If that be the reality who is to be blamed if adhoc decisions go wrong or are found to be not serving the national interests? In the 50 years of our post independence history, all the major failures of policy in the national security arena can be directly ascribed to the adhoc nature of the decisions taken. Such decisions were hardly ever backed by data or carefully prepared policy papers, laying down the pros and cons of various options and likely fall out of policy decisions taken.



In recent times the decisions regarding Pokhran II and Lahore Bus Yatra were, in all probability, similarily taken. The Bus journey certainly signified that the Indian Government was ready to extend its hand for peace and tranquility in the subcontinent. But was there also an awareness that Nawaz Sharif was not the genuine article that some were taking him to be and that the real rulers of Pakistan had an unshakeable agenda which no hand of peace will be successful in denting.



This misreading of Pakistan is central to the Kargil adventure, and this has been going on for quite some time. Otherwise, how is the doctrine to be explained which is ready to grant unilateral concessions to a confirmed adversary without an insistence on reciprocity?



Intelligence has given a true and correct picture of Pakistan to all the policy makers and consumers of intelligence. And this picture indicates that the die-hards in Pakistan have no intention of changing their attitude towards India ; not now, not later. Even if a charitable view is taken of Nawaz Sharif's own preferences, the hope that he will be able to control the Armed Forces of Pakistan remains misplaced. More likely, Nawaz Sharif remains a prisoner of the prevailing psyche in Pakistan . The operations of the ISI in the country will not be called off. The Defense Establishment rules supreme in Pakistan on national security and nuclear issues.

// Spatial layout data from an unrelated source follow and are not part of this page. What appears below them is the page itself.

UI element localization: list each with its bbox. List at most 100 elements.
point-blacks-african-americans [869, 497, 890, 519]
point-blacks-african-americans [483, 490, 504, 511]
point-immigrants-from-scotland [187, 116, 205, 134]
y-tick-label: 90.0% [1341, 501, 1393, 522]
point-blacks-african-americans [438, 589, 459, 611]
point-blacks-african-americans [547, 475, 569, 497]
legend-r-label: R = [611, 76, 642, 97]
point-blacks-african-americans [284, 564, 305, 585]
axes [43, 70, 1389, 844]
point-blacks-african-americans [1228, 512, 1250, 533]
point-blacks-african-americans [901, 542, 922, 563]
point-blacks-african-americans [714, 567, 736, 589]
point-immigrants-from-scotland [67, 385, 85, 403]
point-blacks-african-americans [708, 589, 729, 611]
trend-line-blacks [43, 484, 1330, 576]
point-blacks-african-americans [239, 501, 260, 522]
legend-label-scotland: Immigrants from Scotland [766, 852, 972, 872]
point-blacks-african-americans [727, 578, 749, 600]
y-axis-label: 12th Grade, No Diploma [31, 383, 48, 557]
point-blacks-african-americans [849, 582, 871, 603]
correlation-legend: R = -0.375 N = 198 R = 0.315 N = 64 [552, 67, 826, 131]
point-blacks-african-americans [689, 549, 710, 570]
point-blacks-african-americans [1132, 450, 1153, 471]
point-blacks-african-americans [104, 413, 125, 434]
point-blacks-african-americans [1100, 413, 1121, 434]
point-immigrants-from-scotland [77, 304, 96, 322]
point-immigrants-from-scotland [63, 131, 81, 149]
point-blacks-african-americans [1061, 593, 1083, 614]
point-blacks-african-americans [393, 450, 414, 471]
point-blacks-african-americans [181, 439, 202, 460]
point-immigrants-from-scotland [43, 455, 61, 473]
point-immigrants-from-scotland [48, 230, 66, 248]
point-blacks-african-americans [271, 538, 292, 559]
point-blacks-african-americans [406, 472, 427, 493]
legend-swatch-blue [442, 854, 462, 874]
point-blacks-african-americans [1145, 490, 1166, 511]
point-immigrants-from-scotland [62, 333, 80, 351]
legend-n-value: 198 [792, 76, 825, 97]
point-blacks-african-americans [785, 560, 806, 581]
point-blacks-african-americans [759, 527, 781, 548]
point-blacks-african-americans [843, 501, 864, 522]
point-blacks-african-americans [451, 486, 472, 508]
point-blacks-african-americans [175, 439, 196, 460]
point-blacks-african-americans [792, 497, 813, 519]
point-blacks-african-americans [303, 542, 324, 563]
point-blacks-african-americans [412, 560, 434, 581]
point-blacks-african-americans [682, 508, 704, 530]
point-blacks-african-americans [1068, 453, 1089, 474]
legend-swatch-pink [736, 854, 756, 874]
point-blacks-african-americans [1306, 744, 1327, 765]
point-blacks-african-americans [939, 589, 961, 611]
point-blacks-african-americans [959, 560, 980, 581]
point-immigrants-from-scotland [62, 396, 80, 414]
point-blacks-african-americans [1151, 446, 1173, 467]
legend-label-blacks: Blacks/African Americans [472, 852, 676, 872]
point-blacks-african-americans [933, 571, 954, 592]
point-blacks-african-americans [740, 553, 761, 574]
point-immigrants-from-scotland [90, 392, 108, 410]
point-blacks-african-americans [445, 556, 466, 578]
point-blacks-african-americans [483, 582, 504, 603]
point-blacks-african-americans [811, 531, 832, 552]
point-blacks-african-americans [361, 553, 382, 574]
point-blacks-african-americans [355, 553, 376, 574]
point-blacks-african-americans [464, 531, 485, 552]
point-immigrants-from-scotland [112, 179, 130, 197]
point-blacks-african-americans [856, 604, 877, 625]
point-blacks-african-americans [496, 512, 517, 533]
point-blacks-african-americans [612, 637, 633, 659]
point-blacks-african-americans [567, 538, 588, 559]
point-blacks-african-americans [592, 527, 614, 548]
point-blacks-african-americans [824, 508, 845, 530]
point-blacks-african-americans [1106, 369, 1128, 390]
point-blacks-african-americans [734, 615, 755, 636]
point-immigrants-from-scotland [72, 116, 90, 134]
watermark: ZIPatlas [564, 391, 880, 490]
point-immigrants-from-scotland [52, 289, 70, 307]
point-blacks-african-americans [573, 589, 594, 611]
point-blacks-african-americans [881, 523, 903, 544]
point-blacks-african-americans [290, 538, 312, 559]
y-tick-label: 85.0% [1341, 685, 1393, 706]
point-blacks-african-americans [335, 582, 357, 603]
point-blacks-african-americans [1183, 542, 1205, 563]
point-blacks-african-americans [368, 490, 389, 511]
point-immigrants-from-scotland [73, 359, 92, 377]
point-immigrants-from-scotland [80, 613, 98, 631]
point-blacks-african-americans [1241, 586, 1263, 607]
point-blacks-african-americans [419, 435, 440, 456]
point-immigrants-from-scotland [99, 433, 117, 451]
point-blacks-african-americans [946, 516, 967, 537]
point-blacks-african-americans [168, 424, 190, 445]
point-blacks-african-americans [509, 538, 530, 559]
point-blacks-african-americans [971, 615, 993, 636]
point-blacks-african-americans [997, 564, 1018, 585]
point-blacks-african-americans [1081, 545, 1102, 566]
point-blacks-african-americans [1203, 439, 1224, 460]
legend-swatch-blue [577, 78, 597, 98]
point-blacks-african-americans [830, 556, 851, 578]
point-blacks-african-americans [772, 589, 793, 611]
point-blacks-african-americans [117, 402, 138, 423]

An unending stream of intelligence has been provided about Islamic mercenaries and their plans for sabotage and subversion, not only in Kashmi,r but elsewhere in the country. Attention has also been drawn to the Taliban factor and the ramifications of its threat to Indian interests. In the light of such information, it was necessary to assess where they could or would strike. Was this exercise undertaken?



The Kargil sector had remained quiet for the past 27 years. Some stray bits of information had indicated a shift from the normal pattern of activity in the region. This required a deeper investigation through enquiries, patrols, surveillance and air surveys. Those who should not be complacent for a second were taken in by the mood of complacency elsewhere. And the nation awoke to this with a rude shock and has been paying a heavy price ever since.



Undoubtedly a great many reforms are needed in the security area and procedures for national security management. Not the least is to introduce accountability at every level. Let this not take as many years as it took to establish a National Security Council. Without such basic reforms the purposes of the Council are unlikely to be fulfilled.